Sean Farrell

Personal information
- Full name: Sean Paul Farrell
- Date of birth: 28 February 1969 (age 57)
- Place of birth: Watford, England
- Height: 6 ft 1 in (1.85 m)
- Position: Forward

Youth career
- 1985–1987: Luton Town

Senior career*
- Years: Team / Apps / (Gls)
- 1987–1991: Luton Town / 25 / (1)
- 1988: → Colchester United (loan) / 9 / (1)
- 1991: → Northampton Town (loan) / 4 / (1)
- 1991–1994: Fulham / 94 / (31)
- 1994–1997: Peterborough United / 66 / (20)
- 1997–2001: Notts County / 89 / (22)
- 2001–2003: Burton Albion / 12 / (1)
- Total:  / 299 / (77)

= Sean Farrell (footballer) =

English footballer

Sean Paul Farrell (born 28 February 1969 in Watford) is an English former professional footballer.

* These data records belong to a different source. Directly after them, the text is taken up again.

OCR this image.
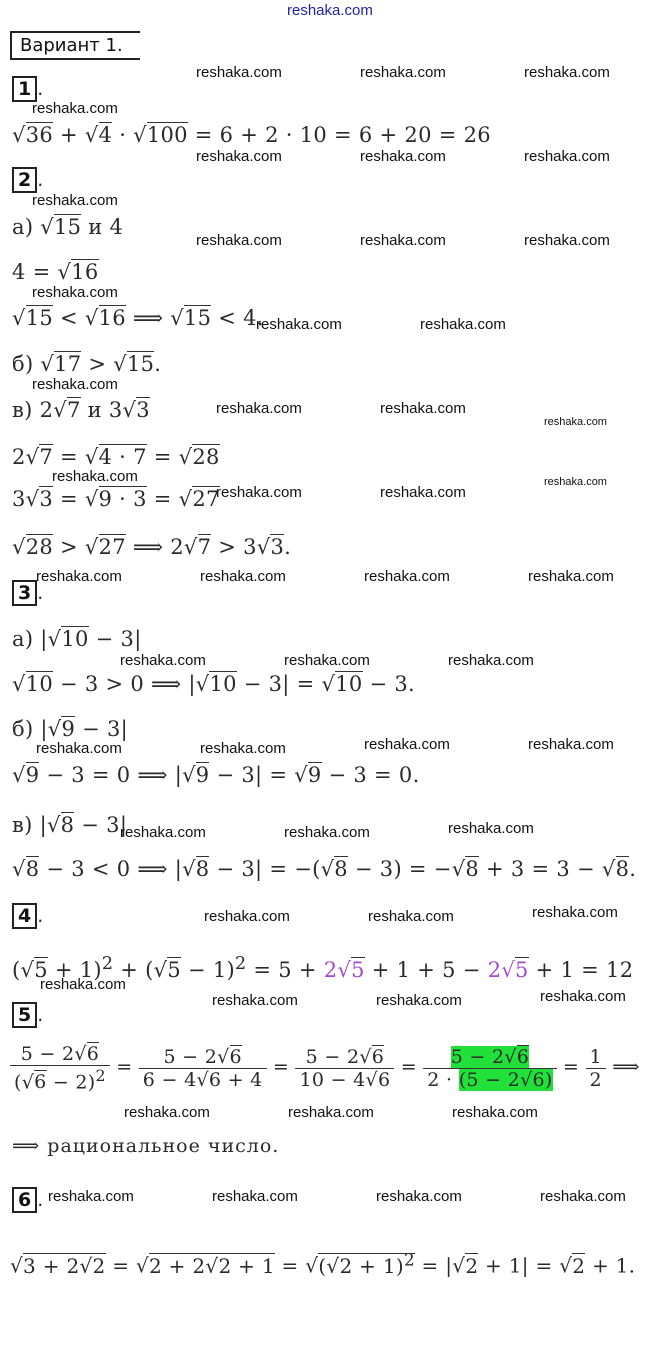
reshaka.com
Вариант 1.
1 .
√36 + √4 · √100 = 6 + 2 · 10 = 6 + 20 = 26
2 .
а) √15 и 4
4 = √16
√15 < √16 ⟹ √15 < 4.
б) √17 > √15.
в) 2√7 и 3√3
2√7 = √4 · 7 = √28
3√3 = √9 · 3 = √27
√28 > √27 ⟹ 2√7 > 3√3.
3 .
а) |√10 − 3|
√10 − 3 > 0 ⟹ |√10 − 3| = √10 − 3.
б) |√9 − 3|
√9 − 3 = 0 ⟹ |√9 − 3| = √9 − 3 = 0.
в) |√8 − 3|
√8 − 3 < 0 ⟹ |√8 − 3| = −(√8 − 3) = −√8 + 3 = 3 − √8.
4 .
$(√5 + 1)^2 + (√5 - 1)^2 = 5 + 2√5 + 1 + 5 - 2√5 + 1 = 12$
5 .
$\frac{5 - 2√6}{(√6 - 2)^2} = \frac{5 - 2√6}{6 - 4√6 + 4} = \frac{5 - 2√6}{10 - 4√6} = \frac{5 - 2√6}{2 \cdot (5 - 2√6)} = \frac{1}{2}$ ⟹
⟹ рациональное число.
6 .
$√3 + 2√2 = √2 + 2√2 + 1 = √(√2 + 1)^2 = |√2 + 1| = √2 + 1$.
reshaka.com	reshaka.com	reshaka.com
reshaka.com
reshaka.com	reshaka.com	reshaka.com
reshaka.com
reshaka.com	reshaka.com	reshaka.com
reshaka.com
reshaka.com	reshaka.com
reshaka.com
reshaka.com	reshaka.com
reshaka.com
reshaka.com	reshaka.com
reshaka.com	reshaka.com	reshaka.com	reshaka.com
reshaka.com	reshaka.com	reshaka.com
reshaka.com	reshaka.com	reshaka.com	reshaka.com
reshaka.com	reshaka.com	reshaka.com
reshaka.com	reshaka.com	reshaka.com
reshaka.com
reshaka.com	reshaka.com	reshaka.com
reshaka.com	reshaka.com	reshaka.com
reshaka.com	reshaka.com	reshaka.com	reshaka.com
reshaka.com
reshaka.com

==Early life and youth career==
Farrell was born and raised in Watford, Hertfordshire, and grew up supporting his local team, Watford. He was invited to try out for Luton Town – Watford's traditional rivals – in 1985, when he was 15 years old. After impressing during his initial trial, he was invited back to play for the club's youth team in a match against Reading, during which he scored two goals in a 4–2 Luton victory. The team offered him an apprenticeship soon after, and he signed before his 16th birthday; he turned professional two years later.

==Senior career==
Farrell caused a stir among sections of the Luton support with his open support of the club's rivals. He went out on loan to Colchester United in 1988, and broke into the Luton side during the 1990–91 season, when he made twenty appearances. However, the return of David Pleat to Luton heralded a loan move to Northampton Town in 1991 before a permanent £100,000 move to Fulham. At Fulham he scored 31 goals in 94 games before moving to Peterborough United in 1994. In 1997, he joined Notts County, and played there for four years before joining Burton Albion, where he ended his career due to injury in 2003.

==After football==

Farrell now lives in Hertfordshire and works in the area.